Friday, December 20, 2013

Flannery O'Connor's Literary Resurgence

You shall know the truth and the truth shall make you odd.
~Flannery O'Connor

The author Flannery O'Connor is enjoying a bit of a second literary life in the past couple of years, as interest in her writing and her person is once again on the rise.  O'Connor, who died in 1964 at the tender age of 39 of systemic lupus erythematosus, only wrote two novels (Wise Blood, The Violent Bear It Away) and two short story collections (A Good Man Is Hard to Find, Everything That Rises Must Converge) before her untimely death, but her literary legacy has stretched across the ensuing years.  Her Complete Stories won the 1971 National Book Award, and volumes of her letters (The Habit of Being) and some of her occasional prose (Mystery and Manners) had already been published posthumously. O'Connor's appeal doesn't seem to wane with time - she's been back in the news in 2012 - 2013 with the publication of some of her early cartoons and a prayer journal she kept as a student.

We here at abcreads are fans of Flannery O'Connor's rigorous and darkly humorous "Southern Gothic" writings dating back to our own school days, and hope you will join us in checking out some of the latest fiction, non-fiction, and literary criticism featuring one of America's greatest writers, who described herself thusly in one of her letters: "I don't deserve any credit for turning the other cheek as my tongue is always in it."

Flannery O'Connor: The Cartoons edited by Kelly Gerald

Reveals that author Flannery O'Connor originally wanted to be a cartoonist and collects her early comics, which display many of the story-telling techniques that she later used in her writing. Collects cartoons which originally appeared in the Peabody Palladium, the student newspaper of Peabody High School in Milledgeville, Ga., and four publications of Georgia State College for Women, the Colonnade, the Alumnae journal, the Corinthian, and the Spectrum.

A Prayer Journal by Flannery O'Connor; edited and with an introduction by W.A. Sessions

“I would like to write a beautiful prayer,” writes the young Flannery O’Connor in this deeply spiritual journal, recently discovered among her papers in Georgia. “There is a whole sensible world around me that I should be able to turn to Your praise.” Written between 1946 and 1947 while O’Connor was a student far from home at the University of Iowa, A Prayer Journal is a rare portal into the interior life of the great writer. Not only does it map O’Connor’s singular relationship with the divine, but it shows how entwined her literary desire was with her yearning for God. [from the book blurb]


Biographies

The Terrible Speed of Mercy: A Spiritual Biography of  Flannery O'Connor by Jonathan Rogers [eBook]

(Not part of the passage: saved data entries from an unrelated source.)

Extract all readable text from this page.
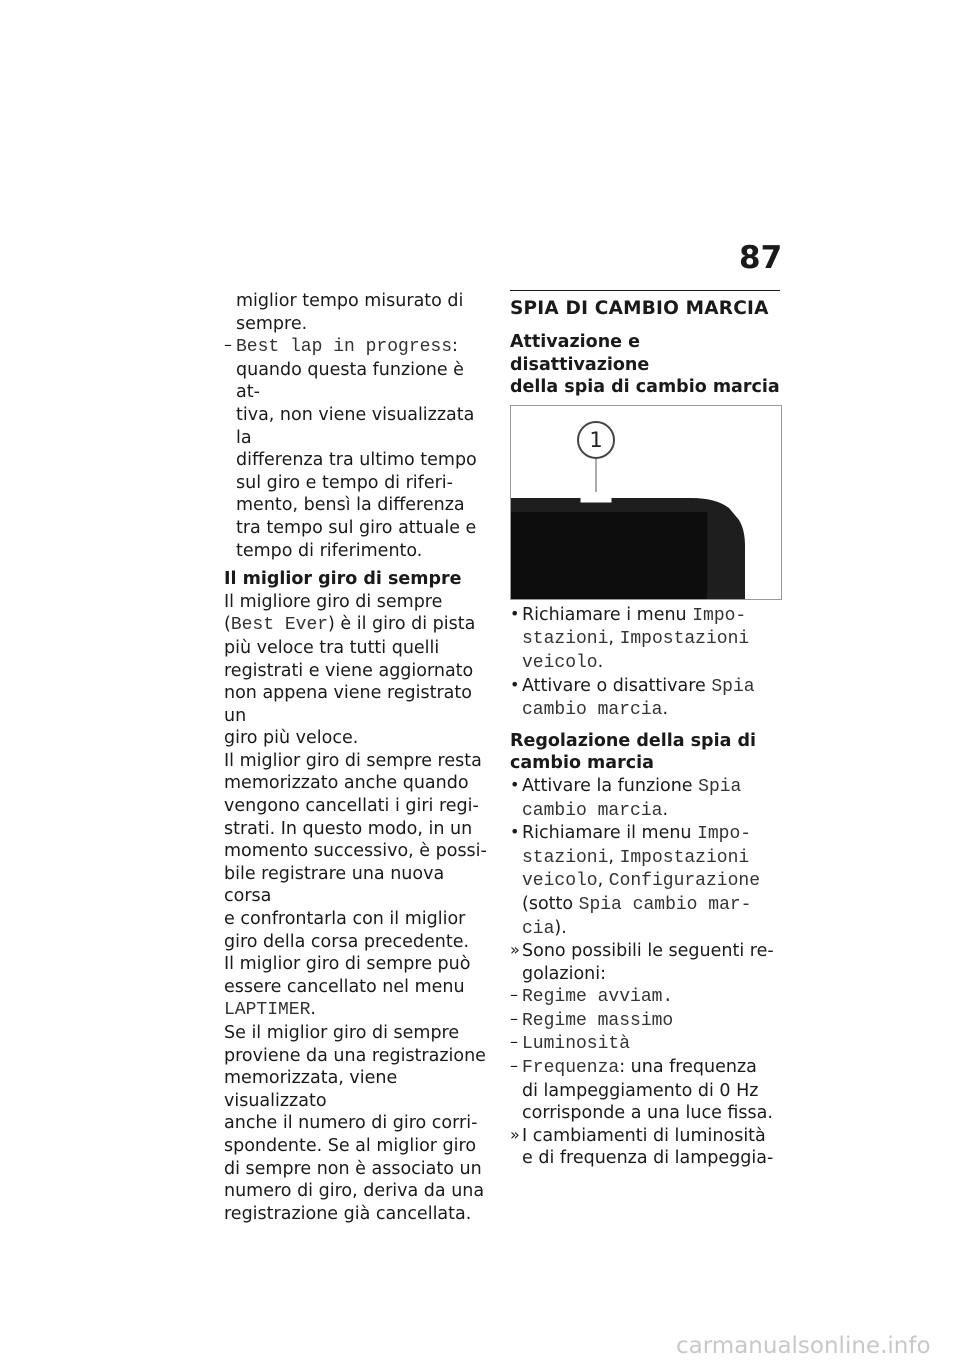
87

miglior tempo misurato di

sempre.

– Best lap in progress:

quando questa funzione è at-

tiva, non viene visualizzata la

differenza tra ultimo tempo

sul giro e tempo di riferi-

mento, bensì la differenza

tra tempo sul giro attuale e

tempo di riferimento.

Il miglior giro di sempre

Il migliore giro di sempre

(Best Ever) è il giro di pista

più veloce tra tutti quelli

registrati e viene aggiornato

non appena viene registrato un

giro più veloce.

Il miglior giro di sempre resta

memorizzato anche quando

vengono cancellati i giri regi-

strati. In questo modo, in un

momento successivo, è possi-

bile registrare una nuova corsa

e confrontarla con il miglior

giro della corsa precedente.

Il miglior giro di sempre può

essere cancellato nel menu

LAPTIMER.

Se il miglior giro di sempre

proviene da una registrazione

memorizzata, viene visualizzato

anche il numero di giro corri-

spondente. Se al miglior giro

di sempre non è associato un

numero di giro, deriva da una

registrazione già cancellata.

SPIA DI CAMBIO MARCIA

Attivazione e disattivazione

della spia di cambio marcia

1
• Richiamare i menu Impo-

stazioni, Impostazioni

veicolo.

• Attivare o disattivare Spia

cambio marcia.

Regolazione della spia di

cambio marcia

• Attivare la funzione Spia

cambio marcia.

• Richiamare il menu Impo-

stazioni, Impostazioni

veicolo, Configurazione

(sotto Spia cambio mar-

cia).

» Sono possibili le seguenti re-

golazioni:

– Regime avviam.

– Regime massimo

– Luminosità

– Frequenza: una frequenza

di lampeggiamento di 0 Hz

corrisponde a una luce fissa.

» I cambiamenti di luminosità

e di frequenza di lampeggia-

carmanualsonline.info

In this biography, Jonathan Rogers gets at the heart of O'Connor's work. He follows the roots of her fervent Catholicism and traces the outlines of a life marked by illness and suffering, but ultimately defined by an irrepressible joy and even hilarity. In her stories, and in her life story, Flannery O'Connor extends a hand in the dark, warning and reassuring us of the terrible speed of mercy.

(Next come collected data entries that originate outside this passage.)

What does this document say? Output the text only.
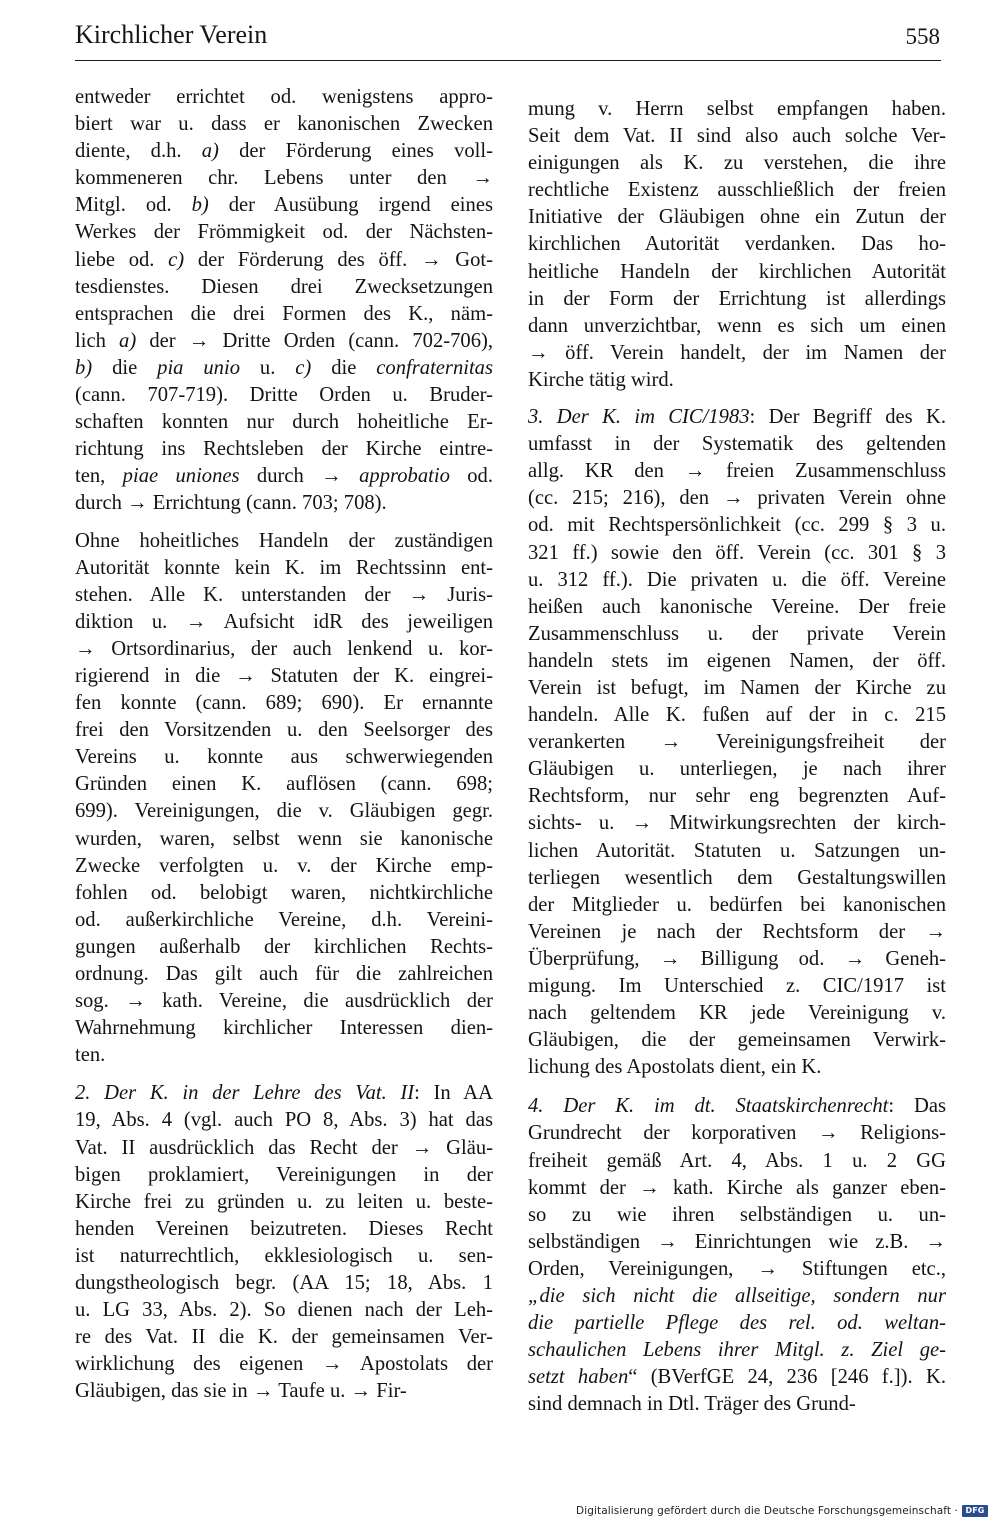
Kirchlicher Verein	558

entweder errichtet od. wenigstens appro-
biert war u. dass er kanonischen Zwecken
diente, d.h. a) der Förderung eines voll-
kommeneren chr. Lebens unter den →
Mitgl. od. b) der Ausübung irgend eines
Werkes der Frömmigkeit od. der Nächsten-
liebe od. c) der Förderung des öff. → Got-
tesdienstes. Diesen drei Zwecksetzungen
entsprachen die drei Formen des K., näm-
lich a) der → Dritte Orden (cann. 702-706),
b) die pia unio u. c) die confraternitas
(cann. 707-719). Dritte Orden u. Bruder-
schaften konnten nur durch hoheitliche Er-
richtung ins Rechtsleben der Kirche eintre-
ten, piae uniones durch → approbatio od.
durch → Errichtung (cann. 703; 708).

Ohne hoheitliches Handeln der zuständigen
Autorität konnte kein K. im Rechtssinn ent-
stehen. Alle K. unterstanden der → Juris-
diktion u. → Aufsicht idR des jeweiligen
→ Ortsordinarius, der auch lenkend u. kor-
rigierend in die → Statuten der K. eingrei-
fen konnte (cann. 689; 690). Er ernannte
frei den Vorsitzenden u. den Seelsorger des
Vereins u. konnte aus schwerwiegenden
Gründen einen K. auflösen (cann. 698;
699). Vereinigungen, die v. Gläubigen gegr.
wurden, waren, selbst wenn sie kanonische
Zwecke verfolgten u. v. der Kirche emp-
fohlen od. belobigt waren, nichtkirchliche
od. außerkirchliche Vereine, d.h. Vereini-
gungen außerhalb der kirchlichen Rechts-
ordnung. Das gilt auch für die zahlreichen
sog. → kath. Vereine, die ausdrücklich der
Wahrnehmung kirchlicher Interessen dien-
ten.

2. Der K. in der Lehre des Vat. II: In AA
19, Abs. 4 (vgl. auch PO 8, Abs. 3) hat das
Vat. II ausdrücklich das Recht der → Gläu-
bigen proklamiert, Vereinigungen in der
Kirche frei zu gründen u. zu leiten u. beste-
henden Vereinen beizutreten. Dieses Recht
ist naturrechtlich, ekklesiologisch u. sen-
dungstheologisch begr. (AA 15; 18, Abs. 1
u. LG 33, Abs. 2). So dienen nach der Leh-
re des Vat. II die K. der gemeinsamen Ver-
wirklichung des eigenen → Apostolats der
Gläubigen, das sie in → Taufe u. → Fir-

mung v. Herrn selbst empfangen haben.
Seit dem Vat. II sind also auch solche Ver-
einigungen als K. zu verstehen, die ihre
rechtliche Existenz ausschließlich der freien
Initiative der Gläubigen ohne ein Zutun der
kirchlichen Autorität verdanken. Das ho-
heitliche Handeln der kirchlichen Autorität
in der Form der Errichtung ist allerdings
dann unverzichtbar, wenn es sich um einen
→ öff. Verein handelt, der im Namen der
Kirche tätig wird.

3. Der K. im CIC/1983: Der Begriff des K.
umfasst in der Systematik des geltenden
allg. KR den → freien Zusammenschluss
(cc. 215; 216), den → privaten Verein ohne
od. mit Rechtspersönlichkeit (cc. 299 § 3 u.
321 ff.) sowie den öff. Verein (cc. 301 § 3
u. 312 ff.). Die privaten u. die öff. Vereine
heißen auch kanonische Vereine. Der freie
Zusammenschluss u. der private Verein
handeln stets im eigenen Namen, der öff.
Verein ist befugt, im Namen der Kirche zu
handeln. Alle K. fußen auf der in c. 215
verankerten → Vereinigungsfreiheit der
Gläubigen u. unterliegen, je nach ihrer
Rechtsform, nur sehr eng begrenzten Auf-
sichts- u. → Mitwirkungsrechten der kirch-
lichen Autorität. Statuten u. Satzungen un-
terliegen wesentlich dem Gestaltungswillen
der Mitglieder u. bedürfen bei kanonischen
Vereinen je nach der Rechtsform der →
Überprüfung, → Billigung od. → Geneh-
migung. Im Unterschied z. CIC/1917 ist
nach geltendem KR jede Vereinigung v.
Gläubigen, die der gemeinsamen Verwirk-
lichung des Apostolats dient, ein K.

4. Der K. im dt. Staatskirchenrecht: Das
Grundrecht der korporativen → Religions-
freiheit gemäß Art. 4, Abs. 1 u. 2 GG
kommt der → kath. Kirche als ganzer eben-
so zu wie ihren selbständigen u. un-
selbständigen → Einrichtungen wie z.B. →
Orden, Vereinigungen, → Stiftungen etc.,
„die sich nicht die allseitige, sondern nur
die partielle Pflege des rel. od. weltan-
schaulichen Lebens ihrer Mitgl. z. Ziel ge-
setzt haben“ (BVerfGE 24, 236 [246 f.]). K.
sind demnach in Dtl. Träger des Grund-

Digitalisierung gefördert durch die Deutsche Forschungsgemeinschaft · DFG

Flannery: A Life of Flannery O'Connor by Brad Gooch

An engaging and authoritative biography of Flannery O'Connor, who despite the chronic disease that eventually confined her to her mother's farm in Georgia, managed to fundamentally change the landscape of American literature with her fierce, sometimes comic novels and stories.


Fiction

A Good Hard Look by Ann Napolitano

Years after poor health forces her to return to her family home, author Flannery O'Connor reluctantly attends the wedding of her cousin and inadvertently draws the attention of the groom, a wealthy Manhattan resident who fears life is passing him by.


Literary Criticism

White Girls by Hilton Als

A collection of analyses on literature, art and music by the award-winning author of The Women shares cultural, meditative insights into race, gender and history that encompass a diverse range of subjects from Truman Capote and Louise Brooks to Malcolm X and Flannery O'Connor.

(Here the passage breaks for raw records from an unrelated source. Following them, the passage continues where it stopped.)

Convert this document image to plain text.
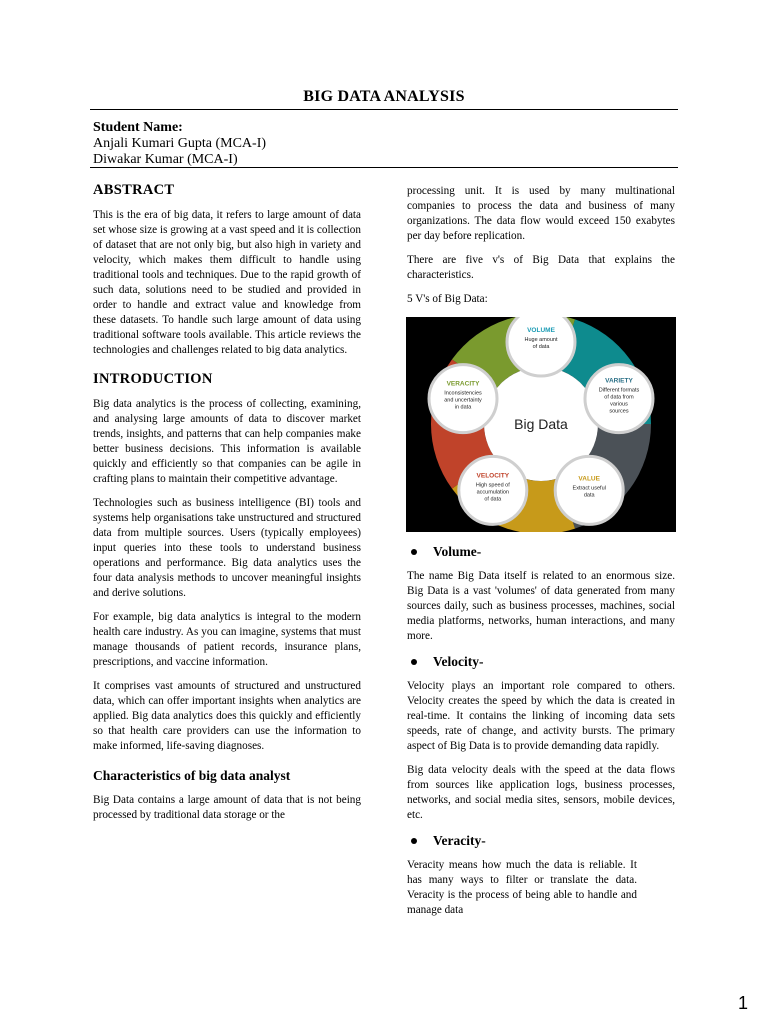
BIG DATA ANALYSIS
Student Name:
Anjali Kumari Gupta (MCA-I)
Diwakar Kumar (MCA-I)
ABSTRACT

This is the era of big data, it refers to large amount of data set whose size is growing at a vast speed and it is collection of dataset that are not only big, but also high in variety and velocity, which makes them difficult to handle using traditional tools and techniques. Due to the rapid growth of such data, solutions need to be studied and provided in order to handle and extract value and knowledge from these datasets. To handle such large amount of data using traditional software tools available. This article reviews the technologies and challenges related to big data analytics.

INTRODUCTION

Big data analytics is the process of collecting, examining, and analysing large amounts of data to discover market trends, insights, and patterns that can help companies make better business decisions. This information is available quickly and efficiently so that companies can be agile in crafting plans to maintain their competitive advantage.

Technologies such as business intelligence (BI) tools and systems help organisations take unstructured and structured data from multiple sources. Users (typically employees) input queries into these tools to understand business operations and performance. Big data analytics uses the four data analysis methods to uncover meaningful insights and derive solutions.

For example, big data analytics is integral to the modern health care industry. As you can imagine, systems that must manage thousands of patient records, insurance plans, prescriptions, and vaccine information.

It comprises vast amounts of structured and unstructured data, which can offer important insights when analytics are applied. Big data analytics does this quickly and efficiently so that health care providers can use the information to make informed, life-saving diagnoses.

Characteristics of big data analyst

Big Data contains a large amount of data that is not being processed by traditional data storage or the

processing unit. It is used by many multinational companies to process the data and business of many organizations. The data flow would exceed 150 exabytes per day before replication.

There are five v's of Big Data that explains the characteristics.

5 V's of Big Data:

Big Data
VOLUME
Huge amount
of data
VARIETY
Different formats
of data from
various
sources
VALUE
Extract useful
data
VELOCITY
High speed of
accumulation
of data
VERACITY
Inconsistencies
and uncertainty
in data
Volume-

The name Big Data itself is related to an enormous size. Big Data is a vast 'volumes' of data generated from many sources daily, such as business processes, machines, social media platforms, networks, human interactions, and many more.

Velocity-

Velocity plays an important role compared to others. Velocity creates the speed by which the data is created in real-time. It contains the linking of incoming data sets speeds, rate of change, and activity bursts. The primary aspect of Big Data is to provide demanding data rapidly.

Big data velocity deals with the speed at the data flows from sources like application logs, business processes, networks, and social media sites, sensors, mobile devices, etc.

Veracity-

Veracity means how much the data is reliable. It has many ways to filter or translate the data. Veracity is the process of being able to handle and manage data

1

Note: all book descriptions are taken from the library catalog, unless otherwise noted.

1 comment:

LW said...

The library doesn't have it, but The Province of Joy: Praying with Flannery O'Connor by Angela Alaimo O'Donnell (Paraclete Press, 2012) is an excellent daily prayer guide, using excerpts and themes from Miss Flannery's writings.

Another one we don't have, but which is excellent and well-written: Ralph Wood's, Flannery O'Connor and the Christ-Haunted South (Eerdmans, 2005).

And another I like to consult, when I'm trying to grasp a particular story -- and what a great subtitle: Flannery O'Connor: A Proper Scaring by Jill Pelaez Baumgaertner.

Living in or knowing the South can definitely help one to grasp O'Connor's grotesque, but these three books help readers to see the grace beneath.